The case before the Court involved a dispute between Stanford University and Roche over patents for testing kits to detect HIV virus. A Stanford researcher who visited Roche to further his research had signed a confidentiality agreement which contained a clause assigning to Roche the rights in any patents developed whilst at Roche using the wording “I do hereby assign to Roche”. The researcher went on to discover a method of testing for the HIV virus. The Supreme Court ruled that clause in the Roche agreement prevailed over the “I agree to assign to Stanford” language in the researcher’s agreement with the university. Roche and Stanford were therefore held to be co-owners of the patent and Stanford could not sue Roche for manufacture and sales of the kit.

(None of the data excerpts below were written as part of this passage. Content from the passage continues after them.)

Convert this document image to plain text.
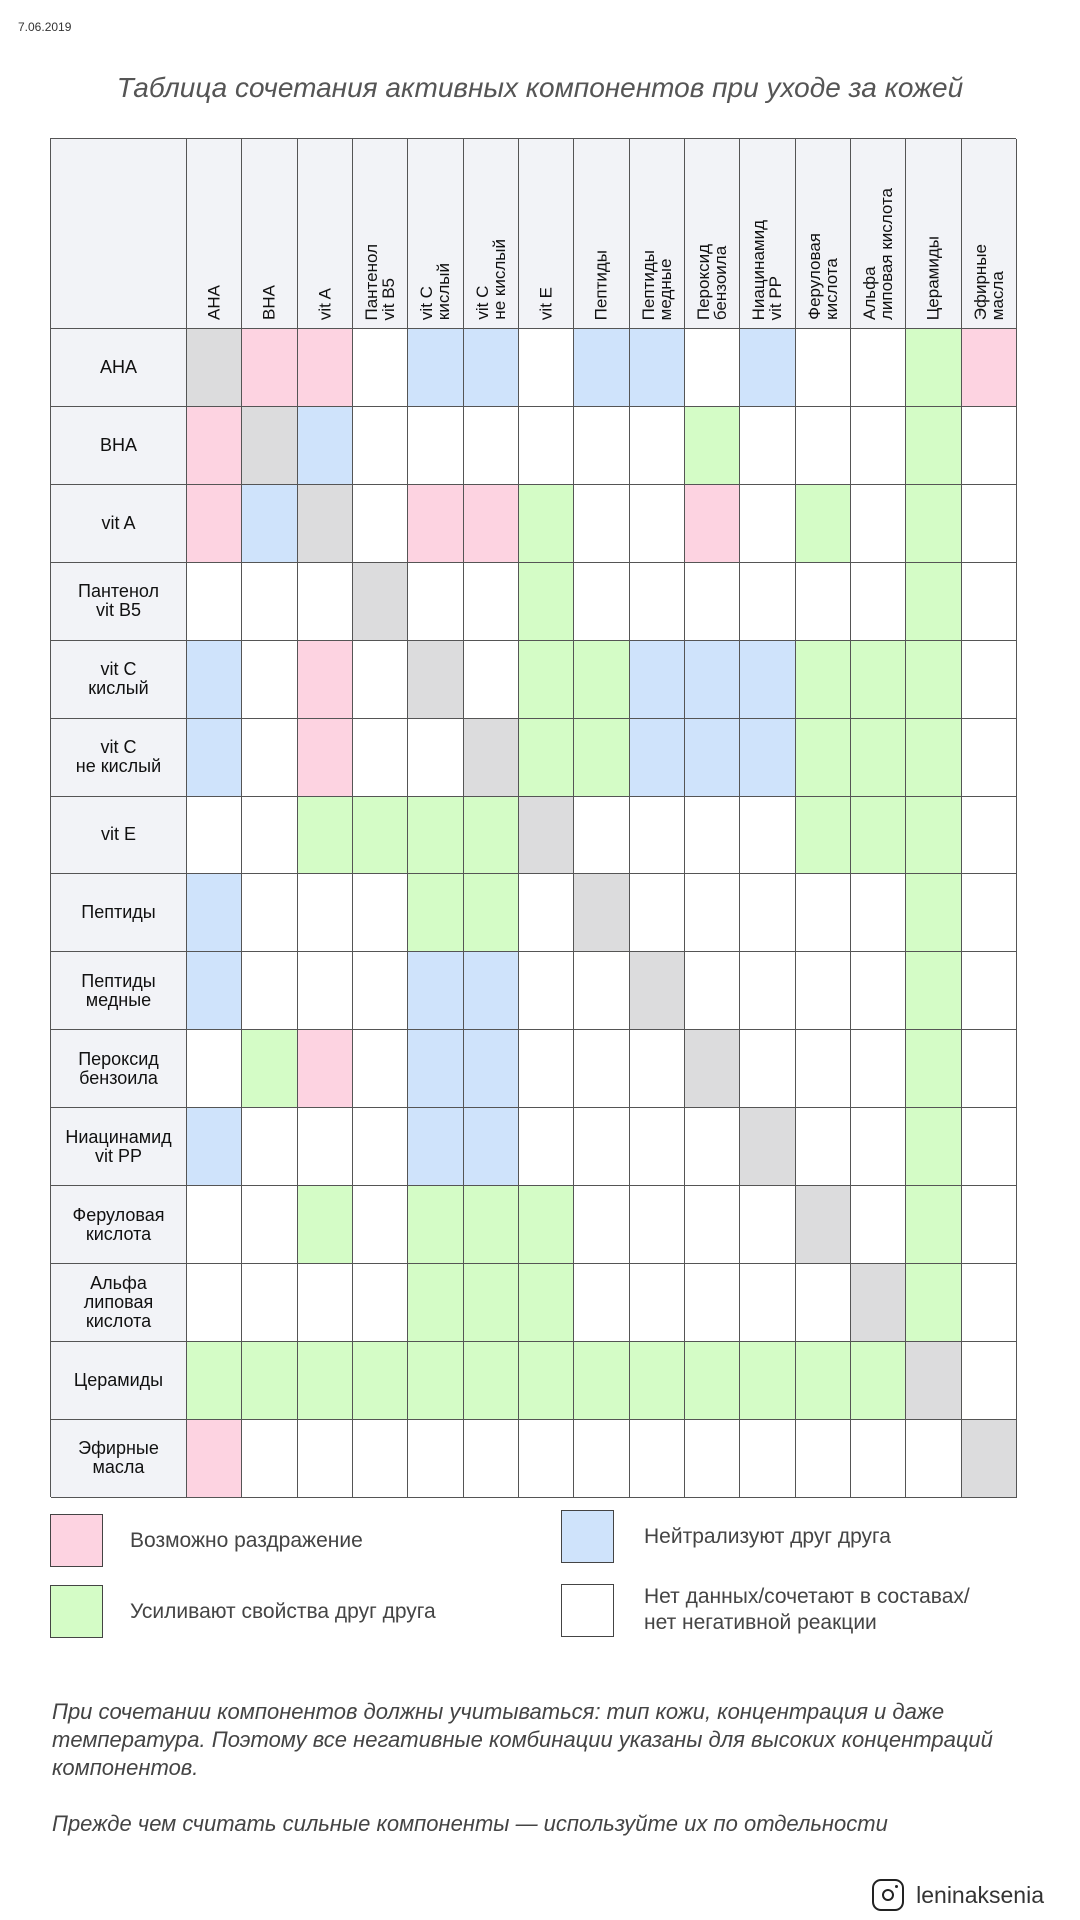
7.06.2019
Таблица сочетания активных компонентов при уходе за кожей
АНА ВНА vit A Пантенол
vit B5
vit C
кислый vit C
не кислый
vit E Пептиды Пептиды
медные Пероксид
бензоила Ниацинамид
vit PP Феруловая
кислота Альфа
липовая кислота
Церамиды Эфирные
масла
АНА
ВНА
vit A
Пантенол
vit B5
vit C
кислый
vit C
не кислый
vit E
Пептиды
Пептиды
медные
Пероксид
бензоила
Ниацинамид
vit PP
Феруловая
кислота
Альфа
липовая
кислота
Церамиды
Эфирные
масла
Возможно раздражение	Нейтрализуют друг друга
Усиливают свойства друг друга
Нет данных/сочетают в составах/
нет негативной реакции
При сочетании компонентов должны учитываться: тип кожи, концентрация и даже температура. Поэтому все негативные комбинации указаны для высоких концентраций компонентов.
Прежде чем считать сильные компоненты — используйте их по отдельности
leninaksenia
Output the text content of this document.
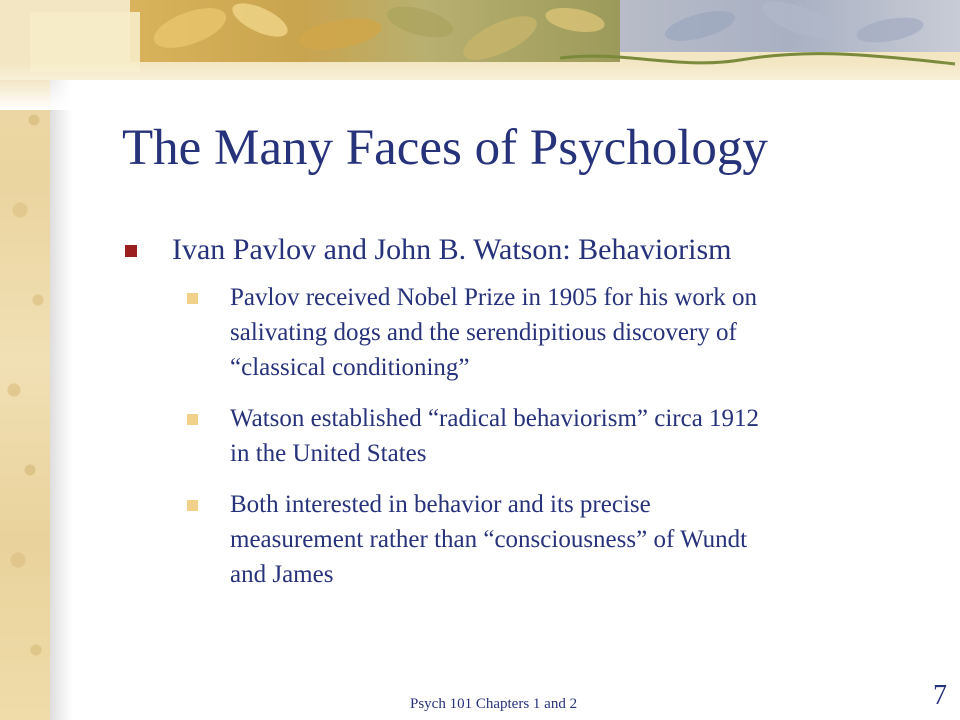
The Many Faces of Psychology
Ivan Pavlov and John B. Watson: Behaviorism
Pavlov received Nobel Prize in 1905 for his work on
salivating dogs and the serendipitious discovery of
“classical conditioning”
Watson established “radical behaviorism” circa 1912
in the United States
Both interested in behavior and its precise
measurement rather than “consciousness” of Wundt
and James
Psych 101 Chapters 1 and 2	7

This is an interesting illustration about how the wording in an agreement between a researcher and a university can be overridden by the researcher assigning his rights to a third party. In the UK, universities own inventions produced by their employees if the course of their employment includes research. Should the UK courts follow their US counterparts, it may be possible that researchers could inadvertently assign their rights, for example through wording in funding agreements. Universities may also wish to review agreements it has with researchers who are not employees of the university, for example PhD students, to ensure that these do not allow the assignment of inventions which were made during the course of research at the university.